Two masterminds of cross-boundary human smuggling syndicate jailed

23 December 2016

The Immigration Department (ImmD), working with the Guangdong Provincial Public Security Department, the Shenzhen Municipal Public Security Bureau and the Shenzhen General Station of Exit and Entry Frontier Inspection, smashed a human smuggling syndicate in a joint operation codenamed "Firenet" conducted in Guangdong Province and Hong Kong in January 2015 and two Hong Kong resident masterminds, a 44-year-old Vietnamese female Hong Kong resident and her ex-husband, a 57-year-old male Hong Kong resident, were successfully apprehended. Following months of in-depth investigation, the two masterminds pleaded guilty to the charge of money laundering, while the female mastermind also pleaded guilty to the charge of being in possession of forged Hong Kong identity cards. The male and female masterminds were convicted at the District Court and were sentenced today (December 23) to 24 and 32 months' imprisonment respectively.

In addition, a total of 21 persons comprising 11 males and 10 females aged 23 to 61, comprising eight Hong Kong residents, 12 Vietnamese and one Mainland resident were also arrested for various offences during the operation, including seeking illegal entry into Hong Kong and remaining in Hong Kong without the authority of the Director of Immigration, taking up unapproved employment, using and being in possession of forged Hong Kong identity cards and employing persons not lawfully employable. Among them, nine were subsequently convicted and were given sentences ranging from a fine of $2,000 to 15 months' imprisonment.

The syndicate members provided a "one-stop service" to Vietnamese nationals who intended to seek illegal entry into Hong Kong for illegal employment. The Vietnamese, after entering Dongxing, Guangxi, from Mong Cai, Vietnam, proceeded to Shenzhen by coach. After a short stay in Shenzhen, they were arranged by syndicate members to hide under Hong Kong-bound container trucks in the early morning for smuggling into Hong Kong via Lok Ma Chau Control Point while their luggage was passed to the syndicate members for taking to a mastermind's abode in Hong Kong. After successfully entering Hong Kong, the syndicate members provided the Vietnamese not only with hiding places, but also forged Hong Kong identity cards in order to help them conceal their illegal immigrant status for seeking employment in Hong Kong.  Furthermore, it was also detected that there were large amounts of deposits in the savings accounts of the male mastermind even though he was only a low-skilled worker. Upon inquiry, he admitted his bank accounts were in fact controlled by the female mastermind and the money concerned was obtained as a result of arranging for the smuggling of Vietnamese into Hong Kong.

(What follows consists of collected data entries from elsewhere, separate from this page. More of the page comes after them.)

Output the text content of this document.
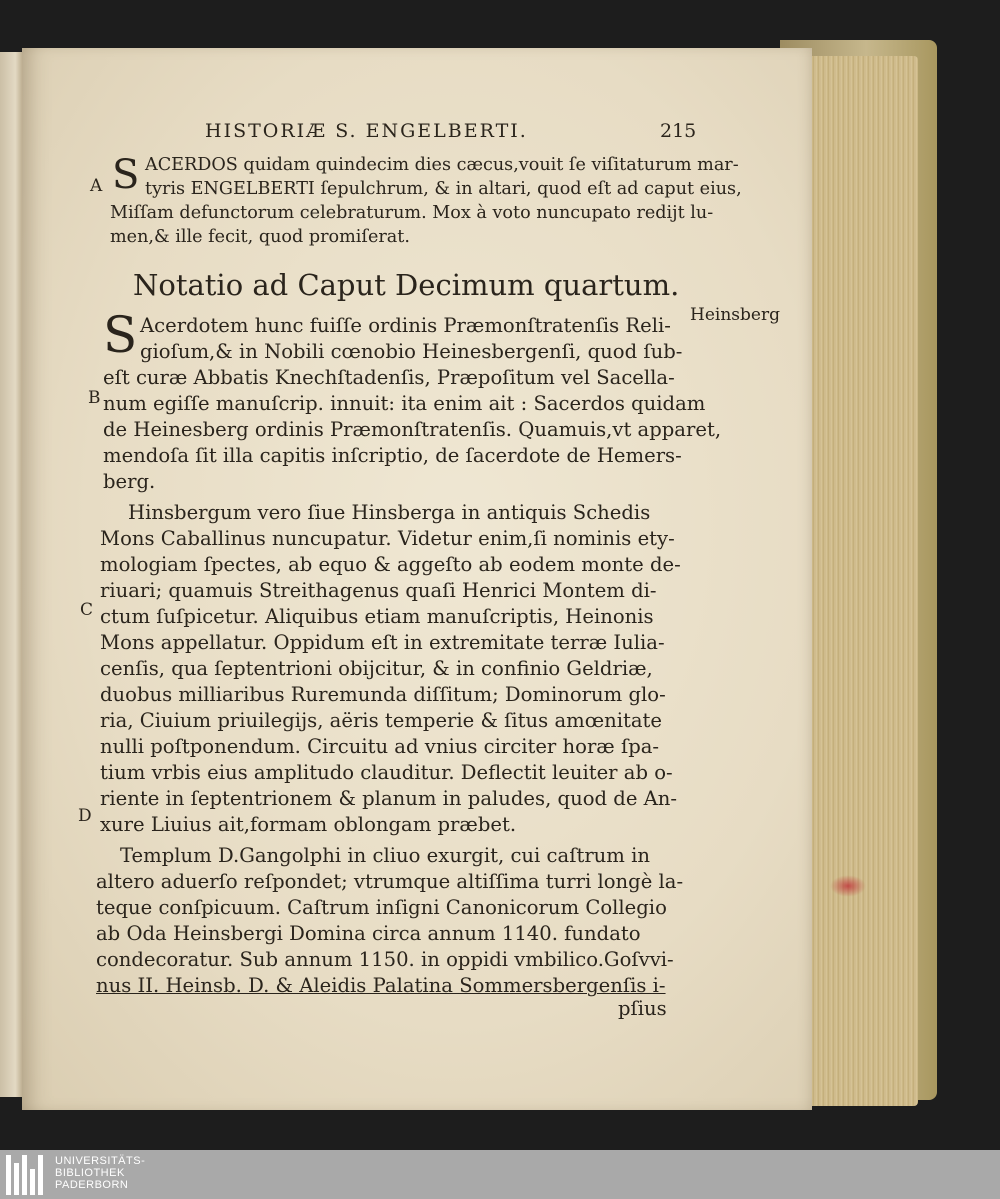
HISTORIÆ S. ENGELBERTI.	215
A
B
C
D
S ACERDOS quidam quindecim dies cæcus,vouit ſe viſitaturum mar-
tyris ENGELBERTI ſepulchrum, & in altari, quod eſt ad caput eius,
Miſſam defunctorum celebraturum. Mox à voto nuncupato redijt lu-
men,& ille fecit, quod promiſerat.
Notatio ad Caput Decimum quartum.
Heinsberg
S Acerdotem hunc fuiſſe ordinis Præmonſtratenſis Reli-
gioſum,& in Nobili cœnobio Heinesbergenſi, quod ſub-
eſt curæ Abbatis Knechſtadenſis, Præpoſitum vel Sacella-
num egiſſe manuſcrip. innuit: ita enim ait : Sacerdos quidam
de Heinesberg ordinis Præmonſtratenſis. Quamuis,vt apparet,
mendoſa ſit illa capitis inſcriptio, de ſacerdote de Hemers-
berg.
Hinsbergum vero ſiue Hinsberga in antiquis Schedis
Mons Caballinus nuncupatur. Videtur enim,ſi nominis ety-
mologiam ſpectes, ab equo & aggeſto ab eodem monte de-
riuari; quamuis Streithagenus quaſi Henrici Montem di-
ctum ſuſpicetur. Aliquibus etiam manuſcriptis, Heinonis
Mons appellatur. Oppidum eſt in extremitate terræ Iulia-
cenſis, qua ſeptentrioni obijcitur, & in confinio Geldriæ,
duobus milliaribus Ruremunda diſſitum; Dominorum glo-
ria, Ciuium priuilegijs, aëris temperie & ſitus amœnitate
nulli poſtponendum. Circuitu ad vnius circiter horæ ſpa-
tium vrbis eius amplitudo clauditur. Deflectit leuiter ab o-
riente in ſeptentrionem & planum in paludes, quod de An-
xure Liuius ait,formam oblongam præbet.
Templum D.Gangolphi in cliuo exurgit, cui caſtrum in
altero aduerſo reſpondet; vtrumque altiſſima turri longè la-
teque conſpicuum. Caſtrum inſigni Canonicorum Collegio
ab Oda Heinsbergi Domina circa annum 1140. fundato
condecoratur. Sub annum 1150. in oppidi vmbilico.Goſvvi-
nus II. Heinsb. D. & Aleidis Palatina Sommersbergenſis i-
pſius
UNIVERSITÄTS-
BIBLIOTHEK
PADERBORN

The ImmD believes that the human smuggling syndicate was completely smashed in the joint operation. The department will continue to combat all kinds of immigration offences and work closely with local and Mainland law enforcement agencies in a bid to step up co-operation on interception, investigation, intelligence exchange and enforcement, with a view to cracking down on the smuggling of illegal immigrants and illegal activities organised by syndicates.

Under the laws of Hong Kong, it is an offence to arrange and assist the passage to Hong Kong of a person who is an unauthorised entrant. Offenders are liable to prosecution and upon conviction to a maximum fine of $5 million and imprisonment for 14 years. A person using or possessing a forged Hong Kong identity card also commits an offence. Offenders are liable to prosecution and upon conviction to a maximum fine of $100,000 and imprisonment for 10 years. In addition, a person commits an offence if, knowing or having reasonable grounds to believe any property in whole or in part directly or indirectly represents any proceeds of an indictable offence, he or she deals with that property. Offenders shall be liable for money laundering, and the maximum penalty for this offence is a maximum fine of $5 million and imprisonment for 14 years.

The ImmD reiterated that it is also a serious offence to employ people who are not lawfully employable. The maximum penalty is imprisonment for three years and a fine of $350,000. The High Court has laid down sentencing guidelines that the employer of an illegal worker should be given an immediate custodial sentence. According to the court sentencing, employers must take all practicable steps to determine whether a person is lawfully employable prior to employment. Apart from inspecting a prospective employee's identity card, the employer has the explicit duty to make enquiries regarding the person and ensure that the answers would not cast any reasonable doubt concerning the lawful employability of the person. The court will not accept failure to do so as a defence in proceedings. It is also an offence if an employer fails to inspect the job seeker's valid travel document if the job seeker does not have a Hong Kong permanent identity card. The maximum penalty for failing to inspect such a document is imprisonment for one year and a fine of $150,000.